Doug Beardsley Scholarship

Doug Beardsley (1941 - )

Growing up in Montreal, Doug was befriended by a small group of like-minded high school friends who  were as curious as he was about literature, history, museums, classical music, jazz architecture, art, wine, women,  and the nightlife of Old Montreal. While working at Eaton’s he took to walking Sainte Catherine Street on his lunch hours, ending at Classic’s Book Store owned by Louis Melzack. After several visits Mr. Melzack asked what he wanted. Doug said he didn’t know as he was just starting to build a library.  Louis offered to choose a book a week if Doug would buy it, read it, and return the following week with a brief comment on the book and its author.  This introduced him to Poe, Melville, Frost, Wilde, Conrad, James, Yeats, Eliot, Chekhov, Dostoevsky, and Tolstoy.  Doug’s library grew and he grew with it.  A year later, Doug met Irving Layton in Burton’s Bookstore and Irving invited Doug to audit his poetry workshop classes at Sir George Williams College (now Concordia University). This led to a deep friendship with Layton that lasted until Irving’s death.

When Doug arrived in Victoria in August 1974, after five years in Europe, he had only a formal grade 10 education. He was 33. Doug discovered that the University of Victoria had a Mature Student Programme for anyone over 23 years of age. He took the two hour exam and enrolled in the Creative Writing Department, chaired by Robin Skelton.  After 18 months he received his B.A. in Creative Writing, First Class with Distinction, and won the Petch Memorial Award. 

Doug received a Social Sciences and Humanities Research Council Doctoral Fellowship, two Ontario Graduate Scholarships and a Secretary of State Language Bursary to attend York University in Toronto, where, nine months later, he graduated with a Masters Degree in English. Soon after, he won a Canada Council Award to work on a new book of poems set on the West Coast and he returned to Victoria.

In 1976-77, Doug worked with the four Saanich Tribes, writing and editing a monthly newsletter.  He taught in the UVic Department of English from 1981-2006.  In his retirement he earned a MTS (Master of Theological Studies) from Saint Bede’s Anglican Catholic Theological College.

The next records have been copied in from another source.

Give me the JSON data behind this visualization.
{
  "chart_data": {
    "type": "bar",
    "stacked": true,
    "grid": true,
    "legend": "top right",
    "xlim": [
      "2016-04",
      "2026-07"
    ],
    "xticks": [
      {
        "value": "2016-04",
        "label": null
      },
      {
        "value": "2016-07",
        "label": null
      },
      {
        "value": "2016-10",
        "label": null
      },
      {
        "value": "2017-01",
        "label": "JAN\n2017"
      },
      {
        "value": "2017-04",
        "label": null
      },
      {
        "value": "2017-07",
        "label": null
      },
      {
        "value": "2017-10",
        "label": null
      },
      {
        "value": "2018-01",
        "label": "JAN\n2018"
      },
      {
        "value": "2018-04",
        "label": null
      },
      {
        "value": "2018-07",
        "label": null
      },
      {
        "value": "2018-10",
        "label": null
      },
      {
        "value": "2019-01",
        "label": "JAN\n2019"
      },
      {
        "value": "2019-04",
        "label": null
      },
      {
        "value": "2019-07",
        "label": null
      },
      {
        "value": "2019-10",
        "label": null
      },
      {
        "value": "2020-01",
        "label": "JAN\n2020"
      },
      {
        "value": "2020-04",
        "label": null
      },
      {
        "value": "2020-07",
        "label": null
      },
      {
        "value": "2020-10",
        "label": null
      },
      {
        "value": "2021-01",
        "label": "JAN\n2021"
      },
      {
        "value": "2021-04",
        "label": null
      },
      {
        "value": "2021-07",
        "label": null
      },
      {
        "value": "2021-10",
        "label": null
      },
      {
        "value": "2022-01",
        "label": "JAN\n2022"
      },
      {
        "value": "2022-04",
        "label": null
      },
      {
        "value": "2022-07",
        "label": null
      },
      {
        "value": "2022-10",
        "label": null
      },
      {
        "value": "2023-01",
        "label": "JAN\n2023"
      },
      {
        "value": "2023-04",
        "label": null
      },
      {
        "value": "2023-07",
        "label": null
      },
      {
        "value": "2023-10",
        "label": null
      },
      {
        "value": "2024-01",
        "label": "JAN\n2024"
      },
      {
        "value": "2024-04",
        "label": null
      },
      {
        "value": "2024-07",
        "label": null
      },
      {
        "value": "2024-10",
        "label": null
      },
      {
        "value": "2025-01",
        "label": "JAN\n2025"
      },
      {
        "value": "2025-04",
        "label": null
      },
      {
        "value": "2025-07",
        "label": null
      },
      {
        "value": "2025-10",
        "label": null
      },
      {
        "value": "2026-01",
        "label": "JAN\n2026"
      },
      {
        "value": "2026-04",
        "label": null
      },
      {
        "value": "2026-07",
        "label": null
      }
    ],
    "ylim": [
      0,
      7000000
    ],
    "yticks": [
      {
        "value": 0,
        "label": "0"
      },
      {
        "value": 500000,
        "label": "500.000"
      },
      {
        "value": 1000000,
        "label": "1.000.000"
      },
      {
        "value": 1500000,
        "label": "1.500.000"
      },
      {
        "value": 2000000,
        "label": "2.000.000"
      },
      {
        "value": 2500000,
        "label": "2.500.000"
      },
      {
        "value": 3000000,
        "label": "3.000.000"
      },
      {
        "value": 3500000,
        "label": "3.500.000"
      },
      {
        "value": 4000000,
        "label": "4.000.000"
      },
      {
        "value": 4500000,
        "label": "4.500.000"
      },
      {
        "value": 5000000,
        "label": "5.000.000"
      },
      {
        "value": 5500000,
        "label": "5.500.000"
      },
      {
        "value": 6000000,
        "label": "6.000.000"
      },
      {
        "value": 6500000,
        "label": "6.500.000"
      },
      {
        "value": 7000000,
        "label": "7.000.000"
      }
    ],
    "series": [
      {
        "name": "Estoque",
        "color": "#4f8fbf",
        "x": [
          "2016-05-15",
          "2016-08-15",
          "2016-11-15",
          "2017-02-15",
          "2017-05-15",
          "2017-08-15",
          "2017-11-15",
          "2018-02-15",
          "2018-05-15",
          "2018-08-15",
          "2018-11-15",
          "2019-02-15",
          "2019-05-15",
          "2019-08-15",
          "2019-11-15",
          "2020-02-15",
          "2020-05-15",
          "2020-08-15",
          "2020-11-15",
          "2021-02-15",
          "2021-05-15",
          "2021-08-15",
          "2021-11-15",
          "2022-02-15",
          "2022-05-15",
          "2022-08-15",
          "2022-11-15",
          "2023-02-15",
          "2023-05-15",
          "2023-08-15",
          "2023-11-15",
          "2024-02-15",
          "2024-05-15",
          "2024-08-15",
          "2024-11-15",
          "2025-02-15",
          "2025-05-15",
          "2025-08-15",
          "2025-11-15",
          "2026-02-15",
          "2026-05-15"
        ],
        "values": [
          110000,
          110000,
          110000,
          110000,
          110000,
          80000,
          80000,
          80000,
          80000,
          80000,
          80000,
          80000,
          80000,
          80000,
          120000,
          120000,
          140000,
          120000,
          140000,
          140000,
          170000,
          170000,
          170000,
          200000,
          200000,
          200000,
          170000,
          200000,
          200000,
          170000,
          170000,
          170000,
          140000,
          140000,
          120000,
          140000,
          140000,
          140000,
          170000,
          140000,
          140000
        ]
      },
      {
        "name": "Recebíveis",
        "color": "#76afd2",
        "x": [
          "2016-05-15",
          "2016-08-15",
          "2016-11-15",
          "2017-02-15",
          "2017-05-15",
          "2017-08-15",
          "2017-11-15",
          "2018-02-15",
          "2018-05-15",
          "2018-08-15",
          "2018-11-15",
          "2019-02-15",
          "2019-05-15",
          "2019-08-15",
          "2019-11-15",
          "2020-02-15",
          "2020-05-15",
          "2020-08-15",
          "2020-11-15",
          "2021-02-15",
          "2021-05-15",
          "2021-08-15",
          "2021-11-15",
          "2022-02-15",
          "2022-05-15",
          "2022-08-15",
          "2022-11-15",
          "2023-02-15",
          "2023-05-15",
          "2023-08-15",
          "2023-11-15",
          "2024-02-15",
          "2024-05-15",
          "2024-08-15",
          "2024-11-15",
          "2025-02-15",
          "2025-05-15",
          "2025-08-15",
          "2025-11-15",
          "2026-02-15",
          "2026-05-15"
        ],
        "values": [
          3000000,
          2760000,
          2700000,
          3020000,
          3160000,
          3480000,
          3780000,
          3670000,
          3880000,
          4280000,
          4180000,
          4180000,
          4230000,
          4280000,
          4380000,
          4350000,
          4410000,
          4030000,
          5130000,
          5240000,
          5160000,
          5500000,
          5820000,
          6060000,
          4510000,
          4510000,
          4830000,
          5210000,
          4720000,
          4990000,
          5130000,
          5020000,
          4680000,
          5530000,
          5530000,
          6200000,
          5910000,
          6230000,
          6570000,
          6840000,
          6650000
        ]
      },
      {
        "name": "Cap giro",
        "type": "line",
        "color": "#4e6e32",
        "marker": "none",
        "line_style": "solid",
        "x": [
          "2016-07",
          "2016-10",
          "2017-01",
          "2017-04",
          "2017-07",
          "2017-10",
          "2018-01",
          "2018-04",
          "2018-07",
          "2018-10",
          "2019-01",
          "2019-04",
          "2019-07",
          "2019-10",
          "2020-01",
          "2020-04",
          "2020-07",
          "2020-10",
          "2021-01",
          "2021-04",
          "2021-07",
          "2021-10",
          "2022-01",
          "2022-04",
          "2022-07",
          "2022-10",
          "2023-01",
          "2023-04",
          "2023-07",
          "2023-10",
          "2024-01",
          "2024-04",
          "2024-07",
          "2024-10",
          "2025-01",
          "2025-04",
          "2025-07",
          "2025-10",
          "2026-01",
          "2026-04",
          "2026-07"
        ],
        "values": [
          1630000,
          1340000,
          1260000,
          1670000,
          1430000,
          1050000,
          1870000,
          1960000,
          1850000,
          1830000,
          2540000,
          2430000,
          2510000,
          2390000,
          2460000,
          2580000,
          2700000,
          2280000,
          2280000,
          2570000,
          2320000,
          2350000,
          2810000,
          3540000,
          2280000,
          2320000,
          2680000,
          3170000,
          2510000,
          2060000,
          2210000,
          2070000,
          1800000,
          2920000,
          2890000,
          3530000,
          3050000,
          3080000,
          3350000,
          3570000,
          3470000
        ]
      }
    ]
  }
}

Doug has published 14 books of poetry and prose, and had work appear in periodicals in Canada, the U.S., England and India.  His work has been described as a place where “history and myth fuse with the present” and “contemplative poetry at its finest… a poetry that celebrates the mystery, in human terms.” He has written over 250 book reviews and given over 130 readings. In 2016 he won a BC Arts Council Award to write a prose memoir of the nine mentors who have most influenced his writing life. He has been nominated for the BC Book Prize for Poetry, and had trees planted in Israel on two occasions in recognition of his services to Holocaust remembrance. He is a member of the Thomas Merton Society of Canada and has done volunteer work for Literacy Victoria and Together Against Poverty Society (TAPS). All Doug’s papers are now at the UVic library in Special Collections.